我有一个示例火花DF如下:
df = ([[1, 'a', 'b' , 'c'],
[1, 'b', 'c' , 'b'],
[1, 'b', 'a' , 'b'],
[2, 'c', 'a' , 'a'],
[3, 'b', 'b' , 'a']]).toDF(['id', 'field1', 'field2', 'field3'])
下一步需要的是提供多个聚合,以显示每个字段的A,B,C值的摘要。我有一个工作,但乏味的过程如下:
agg_table = (
df
.groupBy('id')
.agg(
# field1
sum(when(col('field1') == 'a',1).otherwise(0)).alias('field1_a_count')
,sum(when(col('field1') == 'b',1).otherwise(0)).alias('field1_b_count')
,sum(when(col('field1') == 'c',1).otherwise(0)).alias('field1_c_count')
# field2
,sum(when(col('field2') == 'a',1).otherwise(0)).alias('field2_a_count')
,sum(when(col('field2') == 'b',1).otherwise(0)).alias('field2_b_count')
,sum(when(col('field2') == 'c',1).otherwise(0)).alias('field2_c_count')
# field3
,sum(when(col('field3') == 'a',1).otherwise(0)).alias('field3_a_count')
,sum(when(col('field3') == 'b',1).otherwise(0)).alias('field3_b_count')
,sum(when(col('field3') == 'c',1).otherwise(0)).alias('field3_c_count')
))
我希望得到的是:
agg_table = (['id':'1','2','3'],
['field1_a_count':1,0,0],
['field1_b_count':2,0,1],
['field1_c_count':0, 1, 0],
['field2_a_count':1,1,0],
['field2_b_count':1,0,1],
['field2_c_count':1,0,0],
['field3_a_count':0,1,1],
['field3_b_count':2,0,0],
['field3_c_count':1,0,0])
如果我只有3个字段,那很好,但是我有30个字段,具有不同的/自定义名称。也许有人可以帮助我完成编码每个字段总和的重复任务。我试图探讨以下建议:
我可以使它起作用
AnalysisException: cannot resolve '`value`' given input columns: ['field1','field2','field3']
如果我只能拉一个列和一个值, 尝试使用的是:
validated_cols = ['field1','field2','field3']
df.select(validated_cols).groupBy('id').agg(collect_list($'field1_a_count',$'field1_b_count',$'field1_c_count', ...
$'field30_c_count')).show()
Output: SyntaxError: invalid syntax
我也尝试使用枢轴,但是从搜索到目前为止,它说它仅适用于一列。我尝试了多个列:
df.withColumn("p", concat($"p1", $"p2"))
.groupBy("a", "b")
.pivot("p")
.agg(...)
我仍然会遇到语法错误。
我尝试过的另一个链接: https:// blog/2019/02/05/complect-aggregations in-pyspark/
我还尝试了exprs方法: exprs1 = {x:x in x in df.columns in x!='id in df.columns中'}
将不胜感激。谢谢
I have a sample spark df as below:
df = ([[1, 'a', 'b' , 'c'],
[1, 'b', 'c' , 'b'],
[1, 'b', 'a' , 'b'],
[2, 'c', 'a' , 'a'],
[3, 'b', 'b' , 'a']]).toDF(['id', 'field1', 'field2', 'field3'])

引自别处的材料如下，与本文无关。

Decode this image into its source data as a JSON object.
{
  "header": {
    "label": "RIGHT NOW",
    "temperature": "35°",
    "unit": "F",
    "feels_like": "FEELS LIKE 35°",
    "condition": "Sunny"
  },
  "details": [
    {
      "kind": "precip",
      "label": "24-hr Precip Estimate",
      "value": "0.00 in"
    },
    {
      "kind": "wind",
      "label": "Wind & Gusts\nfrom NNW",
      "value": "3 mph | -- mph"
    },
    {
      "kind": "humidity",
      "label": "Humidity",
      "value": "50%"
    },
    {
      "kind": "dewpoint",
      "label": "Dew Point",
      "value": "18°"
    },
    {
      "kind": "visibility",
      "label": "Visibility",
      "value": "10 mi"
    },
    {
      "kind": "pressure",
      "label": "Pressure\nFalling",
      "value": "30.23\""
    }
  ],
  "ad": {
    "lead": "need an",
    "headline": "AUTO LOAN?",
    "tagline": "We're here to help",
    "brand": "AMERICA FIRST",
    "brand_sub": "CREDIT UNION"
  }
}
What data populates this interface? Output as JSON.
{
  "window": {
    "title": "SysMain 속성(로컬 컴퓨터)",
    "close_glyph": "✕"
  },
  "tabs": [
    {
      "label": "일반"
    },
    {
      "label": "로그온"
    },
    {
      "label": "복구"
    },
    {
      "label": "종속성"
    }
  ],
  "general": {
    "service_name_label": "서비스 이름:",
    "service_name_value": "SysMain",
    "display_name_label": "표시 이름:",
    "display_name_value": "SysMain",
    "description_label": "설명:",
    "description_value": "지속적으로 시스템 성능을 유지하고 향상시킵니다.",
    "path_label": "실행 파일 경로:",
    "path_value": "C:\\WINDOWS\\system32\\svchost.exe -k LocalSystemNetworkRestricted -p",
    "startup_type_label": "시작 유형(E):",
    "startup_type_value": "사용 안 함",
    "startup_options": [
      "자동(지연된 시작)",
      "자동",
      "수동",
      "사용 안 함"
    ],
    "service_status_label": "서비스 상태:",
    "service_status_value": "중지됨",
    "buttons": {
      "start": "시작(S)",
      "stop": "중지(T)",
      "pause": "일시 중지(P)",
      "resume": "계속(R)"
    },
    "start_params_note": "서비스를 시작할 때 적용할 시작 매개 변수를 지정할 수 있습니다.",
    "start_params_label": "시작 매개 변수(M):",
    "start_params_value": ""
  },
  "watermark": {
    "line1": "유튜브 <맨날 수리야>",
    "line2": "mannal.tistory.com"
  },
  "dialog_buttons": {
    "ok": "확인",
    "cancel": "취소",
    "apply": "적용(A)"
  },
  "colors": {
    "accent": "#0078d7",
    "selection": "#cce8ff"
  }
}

What I need next is to provide a multiple aggregations to show summary of the a, b, c values for each field. I have a working but tedious process as below:
agg_table = (
df
.groupBy('id')
.agg(
# field1
sum(when(col('field1') == 'a',1).otherwise(0)).alias('field1_a_count')
,sum(when(col('field1') == 'b',1).otherwise(0)).alias('field1_b_count')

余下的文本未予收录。